Sat | Sep 23, 2023

Keep your eyes on Prince

Published:Friday | April 29, 2022 | 12:09 AMHubert Lawrence/Gleaner Writer
St Jago High School’s Gregory Prince
St Jago High School’s Gregory Prince

Talent scouts at this week’s Penn Relays in Philadelphia may well cast an eye on Gregory Prince, the winner of the Class One 400 metres at the recent ISSA/GraceKennedy Boys and Girls’ Championships (Champs). Prince, a strapping lad from St Jago High School, is a late convert to the one-lap event and will feature for the Monk Street school in the 4x100m and the 4x400m. Ushered into the 400m by hapless luck with starts in the shorter sprints, he says St Jago is running to win.

Jamaica College (JC) have the fastest high school times in both relay events at 39.43 seconds and three minutes 09.96 seconds but St Jago are second-fastest at 39.89 behind JC at Champs and 3:10.48 to win at the Gibson McCook Relays. With just one other team – Kingston College at 3:10.68 – under three minutes and 11 seconds, Prince is hopeful. Asked about his school’s prospects, he replied, “Time will tell. So we want to win so we’re just going for it,” he promised.

The 2021 National under-20 200 metres champion has produced memorable relay runs throughout the season. At the Queen’s/Grace Jackson meet in January, he led St Jago to victory with a 45.8-second dash on the third leg. At Gibson McCook, he charged from fifth place to reach the finish first in the Class One 4x100m before adding a 46.3 leg to the St Jago triumph in the 4x400m.

His efforts were in vain at Champs but included another 46.3 second leg.

Nevertheless, the 2022 edition of the greatest high school meet in the world remains a landmark for Prince. He circled the track in 45.99 seconds, blasting from the start and finishing strongly to win.

“It was a great feeling, a great feeling, a great personal record. It brings me right at the place that I wanted to be so it’s really great,” he recalled as he and his teammates awaited their flight to Philadelphia on Wednesday.

He doesn’t seem to fear the 400m the way most sprinters do.

“It’s a really nice race. I really enjoy it,” Prince said with genuine relish. He has personal bests of 10.69 and 20.92 seconds for the 100m and 200m but said on Wednesday, “I think the 4oom/200m is for me. That’s where I’m at so I’ll just continue at that,” he replied when asked for a preference.

“I really have a poor start so I just took my mind off the 100m and just focused on my quarter-mile,” he explained further.

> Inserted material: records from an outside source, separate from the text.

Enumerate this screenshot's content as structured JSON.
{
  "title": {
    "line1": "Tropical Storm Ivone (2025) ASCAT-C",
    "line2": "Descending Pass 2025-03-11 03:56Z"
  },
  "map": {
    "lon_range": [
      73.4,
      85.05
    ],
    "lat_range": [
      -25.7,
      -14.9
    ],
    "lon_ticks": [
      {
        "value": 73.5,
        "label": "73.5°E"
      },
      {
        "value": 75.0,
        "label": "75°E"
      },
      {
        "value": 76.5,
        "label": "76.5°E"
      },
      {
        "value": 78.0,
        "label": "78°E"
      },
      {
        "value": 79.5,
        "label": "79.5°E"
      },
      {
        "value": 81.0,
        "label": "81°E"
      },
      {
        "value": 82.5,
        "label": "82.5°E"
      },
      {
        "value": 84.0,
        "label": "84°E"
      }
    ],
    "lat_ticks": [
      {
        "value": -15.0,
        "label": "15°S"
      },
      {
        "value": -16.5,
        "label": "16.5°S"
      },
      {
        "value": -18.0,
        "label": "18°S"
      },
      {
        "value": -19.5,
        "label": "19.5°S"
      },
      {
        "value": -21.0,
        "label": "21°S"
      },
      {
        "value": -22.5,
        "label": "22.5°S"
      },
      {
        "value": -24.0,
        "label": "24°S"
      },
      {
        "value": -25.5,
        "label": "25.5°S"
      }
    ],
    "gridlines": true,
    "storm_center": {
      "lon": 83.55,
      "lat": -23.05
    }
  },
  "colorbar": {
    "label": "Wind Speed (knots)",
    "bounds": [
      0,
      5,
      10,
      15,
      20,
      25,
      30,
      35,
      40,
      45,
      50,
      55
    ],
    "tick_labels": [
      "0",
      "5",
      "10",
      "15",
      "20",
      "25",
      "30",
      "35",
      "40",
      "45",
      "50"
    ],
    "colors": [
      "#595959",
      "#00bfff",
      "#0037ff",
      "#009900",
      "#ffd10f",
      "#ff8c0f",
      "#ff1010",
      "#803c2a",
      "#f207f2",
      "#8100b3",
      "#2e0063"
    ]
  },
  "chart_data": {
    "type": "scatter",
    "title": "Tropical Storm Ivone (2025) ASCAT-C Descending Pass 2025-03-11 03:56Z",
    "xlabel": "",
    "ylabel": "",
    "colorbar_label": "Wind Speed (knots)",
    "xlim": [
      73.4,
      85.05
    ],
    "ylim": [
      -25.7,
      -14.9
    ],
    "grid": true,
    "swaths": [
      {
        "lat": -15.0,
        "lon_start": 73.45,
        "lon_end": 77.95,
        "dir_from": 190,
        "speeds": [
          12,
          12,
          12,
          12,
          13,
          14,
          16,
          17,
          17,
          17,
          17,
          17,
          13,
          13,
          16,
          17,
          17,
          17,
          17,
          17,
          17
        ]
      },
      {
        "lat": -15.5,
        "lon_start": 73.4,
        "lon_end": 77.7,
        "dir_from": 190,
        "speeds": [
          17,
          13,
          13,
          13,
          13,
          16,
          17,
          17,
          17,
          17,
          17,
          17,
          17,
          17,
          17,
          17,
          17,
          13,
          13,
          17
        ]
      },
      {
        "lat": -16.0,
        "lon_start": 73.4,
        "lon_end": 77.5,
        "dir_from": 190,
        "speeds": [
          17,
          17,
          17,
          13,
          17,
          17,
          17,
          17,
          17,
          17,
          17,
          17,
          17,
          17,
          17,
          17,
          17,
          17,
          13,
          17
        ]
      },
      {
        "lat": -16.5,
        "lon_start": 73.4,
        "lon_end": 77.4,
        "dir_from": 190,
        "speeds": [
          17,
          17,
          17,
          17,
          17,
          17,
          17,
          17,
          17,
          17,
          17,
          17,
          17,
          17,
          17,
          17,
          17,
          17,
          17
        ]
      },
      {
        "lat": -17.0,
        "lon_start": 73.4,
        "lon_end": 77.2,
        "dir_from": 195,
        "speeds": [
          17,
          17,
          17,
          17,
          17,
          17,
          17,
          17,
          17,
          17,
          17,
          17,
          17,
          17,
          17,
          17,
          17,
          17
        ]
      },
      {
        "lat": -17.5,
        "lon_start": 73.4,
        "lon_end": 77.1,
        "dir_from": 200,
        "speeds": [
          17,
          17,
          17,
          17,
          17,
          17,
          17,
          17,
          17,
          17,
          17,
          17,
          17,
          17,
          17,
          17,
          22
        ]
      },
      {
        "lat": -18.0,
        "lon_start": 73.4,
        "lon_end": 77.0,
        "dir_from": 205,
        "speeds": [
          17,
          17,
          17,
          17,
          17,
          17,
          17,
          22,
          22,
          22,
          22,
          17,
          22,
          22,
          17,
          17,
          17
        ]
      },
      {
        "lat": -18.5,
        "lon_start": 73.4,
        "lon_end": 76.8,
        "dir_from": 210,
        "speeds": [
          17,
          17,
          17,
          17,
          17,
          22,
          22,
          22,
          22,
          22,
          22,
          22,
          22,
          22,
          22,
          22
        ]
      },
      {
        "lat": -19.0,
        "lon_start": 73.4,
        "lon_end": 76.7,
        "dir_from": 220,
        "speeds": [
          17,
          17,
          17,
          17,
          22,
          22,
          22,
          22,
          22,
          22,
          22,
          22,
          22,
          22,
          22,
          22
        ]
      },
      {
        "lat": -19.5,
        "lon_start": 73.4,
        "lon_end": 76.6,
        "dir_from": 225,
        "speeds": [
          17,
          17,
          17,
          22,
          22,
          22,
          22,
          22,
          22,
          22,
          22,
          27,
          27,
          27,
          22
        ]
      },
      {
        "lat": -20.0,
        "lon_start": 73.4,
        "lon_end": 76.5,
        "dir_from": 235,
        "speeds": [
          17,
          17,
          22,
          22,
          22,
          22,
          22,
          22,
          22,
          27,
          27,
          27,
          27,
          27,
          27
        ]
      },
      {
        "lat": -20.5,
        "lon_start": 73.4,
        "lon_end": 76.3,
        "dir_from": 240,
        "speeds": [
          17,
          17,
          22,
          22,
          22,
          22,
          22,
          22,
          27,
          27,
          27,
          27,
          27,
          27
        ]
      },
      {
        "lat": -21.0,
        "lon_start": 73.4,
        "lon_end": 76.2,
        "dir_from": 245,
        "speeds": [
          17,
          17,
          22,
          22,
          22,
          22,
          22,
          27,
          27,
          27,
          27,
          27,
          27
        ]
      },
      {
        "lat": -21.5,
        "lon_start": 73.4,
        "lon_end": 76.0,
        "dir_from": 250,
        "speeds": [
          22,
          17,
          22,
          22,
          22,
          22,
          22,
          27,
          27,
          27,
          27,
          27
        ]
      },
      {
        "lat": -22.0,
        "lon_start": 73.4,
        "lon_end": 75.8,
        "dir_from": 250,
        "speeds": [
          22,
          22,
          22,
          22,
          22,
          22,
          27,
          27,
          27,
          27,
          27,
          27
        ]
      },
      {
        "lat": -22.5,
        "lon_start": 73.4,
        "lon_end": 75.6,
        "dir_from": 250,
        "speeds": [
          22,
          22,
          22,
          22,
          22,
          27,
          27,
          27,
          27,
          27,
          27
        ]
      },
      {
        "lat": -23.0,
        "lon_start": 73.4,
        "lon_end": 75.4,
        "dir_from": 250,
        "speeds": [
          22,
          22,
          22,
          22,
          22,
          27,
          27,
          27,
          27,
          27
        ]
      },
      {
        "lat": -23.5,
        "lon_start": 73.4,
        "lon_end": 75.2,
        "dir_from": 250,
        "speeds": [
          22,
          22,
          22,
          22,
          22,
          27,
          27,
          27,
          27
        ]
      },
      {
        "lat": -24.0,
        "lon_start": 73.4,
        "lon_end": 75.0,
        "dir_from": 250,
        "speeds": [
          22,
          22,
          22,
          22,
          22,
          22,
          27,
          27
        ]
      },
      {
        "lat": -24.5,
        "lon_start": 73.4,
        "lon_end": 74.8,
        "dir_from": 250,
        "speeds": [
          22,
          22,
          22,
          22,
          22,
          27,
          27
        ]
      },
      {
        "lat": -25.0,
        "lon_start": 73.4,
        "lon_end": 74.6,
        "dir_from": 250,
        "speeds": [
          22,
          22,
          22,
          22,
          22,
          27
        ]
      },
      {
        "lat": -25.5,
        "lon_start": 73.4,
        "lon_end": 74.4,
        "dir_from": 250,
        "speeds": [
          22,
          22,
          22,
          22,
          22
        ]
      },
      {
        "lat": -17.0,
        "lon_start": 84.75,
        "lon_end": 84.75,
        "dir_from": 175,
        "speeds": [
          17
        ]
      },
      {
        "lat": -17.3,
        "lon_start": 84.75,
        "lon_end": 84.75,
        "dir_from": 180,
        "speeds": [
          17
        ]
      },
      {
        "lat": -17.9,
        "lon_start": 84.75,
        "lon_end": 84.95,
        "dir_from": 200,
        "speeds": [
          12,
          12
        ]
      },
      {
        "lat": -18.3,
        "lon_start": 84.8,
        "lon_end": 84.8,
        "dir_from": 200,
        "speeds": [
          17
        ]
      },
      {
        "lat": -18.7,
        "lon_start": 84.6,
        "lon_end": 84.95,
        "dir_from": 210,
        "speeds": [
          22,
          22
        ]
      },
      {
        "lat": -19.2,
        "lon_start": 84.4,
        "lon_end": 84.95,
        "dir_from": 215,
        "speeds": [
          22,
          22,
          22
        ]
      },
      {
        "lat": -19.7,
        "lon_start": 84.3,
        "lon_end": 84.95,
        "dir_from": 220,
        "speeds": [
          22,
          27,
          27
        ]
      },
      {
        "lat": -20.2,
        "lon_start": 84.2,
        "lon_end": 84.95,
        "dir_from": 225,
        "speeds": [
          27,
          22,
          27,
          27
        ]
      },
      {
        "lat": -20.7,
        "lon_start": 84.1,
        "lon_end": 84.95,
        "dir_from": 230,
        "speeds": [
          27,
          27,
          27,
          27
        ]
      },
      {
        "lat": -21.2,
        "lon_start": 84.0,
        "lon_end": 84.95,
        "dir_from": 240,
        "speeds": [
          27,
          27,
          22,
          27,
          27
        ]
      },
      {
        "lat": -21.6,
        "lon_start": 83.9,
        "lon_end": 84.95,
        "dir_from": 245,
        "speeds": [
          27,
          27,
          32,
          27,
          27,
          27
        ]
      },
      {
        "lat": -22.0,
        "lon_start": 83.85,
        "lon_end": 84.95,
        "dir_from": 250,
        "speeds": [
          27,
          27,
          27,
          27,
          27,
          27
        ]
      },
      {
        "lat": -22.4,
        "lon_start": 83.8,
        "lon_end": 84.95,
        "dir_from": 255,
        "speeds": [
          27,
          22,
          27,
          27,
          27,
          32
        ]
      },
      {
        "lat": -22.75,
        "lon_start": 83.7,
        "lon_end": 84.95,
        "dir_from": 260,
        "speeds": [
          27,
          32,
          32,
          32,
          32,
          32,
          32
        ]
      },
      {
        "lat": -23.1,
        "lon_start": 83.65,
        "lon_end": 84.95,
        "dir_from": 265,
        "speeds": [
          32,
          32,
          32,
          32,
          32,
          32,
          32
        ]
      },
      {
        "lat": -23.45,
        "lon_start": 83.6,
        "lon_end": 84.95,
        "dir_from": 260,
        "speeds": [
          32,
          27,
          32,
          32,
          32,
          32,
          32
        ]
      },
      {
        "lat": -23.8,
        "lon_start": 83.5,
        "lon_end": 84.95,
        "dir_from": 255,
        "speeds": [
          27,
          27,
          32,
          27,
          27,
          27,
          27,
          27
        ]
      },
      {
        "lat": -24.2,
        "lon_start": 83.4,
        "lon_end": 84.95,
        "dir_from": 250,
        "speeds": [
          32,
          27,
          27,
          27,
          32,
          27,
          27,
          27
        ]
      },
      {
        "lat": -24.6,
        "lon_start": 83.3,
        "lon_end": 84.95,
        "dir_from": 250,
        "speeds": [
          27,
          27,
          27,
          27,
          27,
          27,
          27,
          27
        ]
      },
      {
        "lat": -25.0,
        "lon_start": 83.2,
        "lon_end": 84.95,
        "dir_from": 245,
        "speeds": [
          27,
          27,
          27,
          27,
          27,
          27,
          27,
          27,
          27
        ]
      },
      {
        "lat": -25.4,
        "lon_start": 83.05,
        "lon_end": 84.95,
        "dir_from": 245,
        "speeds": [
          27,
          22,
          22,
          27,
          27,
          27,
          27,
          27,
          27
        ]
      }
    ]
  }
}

Prince has the voice of experience in his ear in the presence of 1983 World Champion Bert Cameron on the St Jago coaching staff and he’s imbibing every bit of wisdom Cameron has to impart.

“Most definitely and he’s the best, so I just follow instructions,” the young man said gratefully.

His speed, and Cameron’s wise counsel, has put him on the Penn Relays radar.

High school boys’ action at Penn begins today.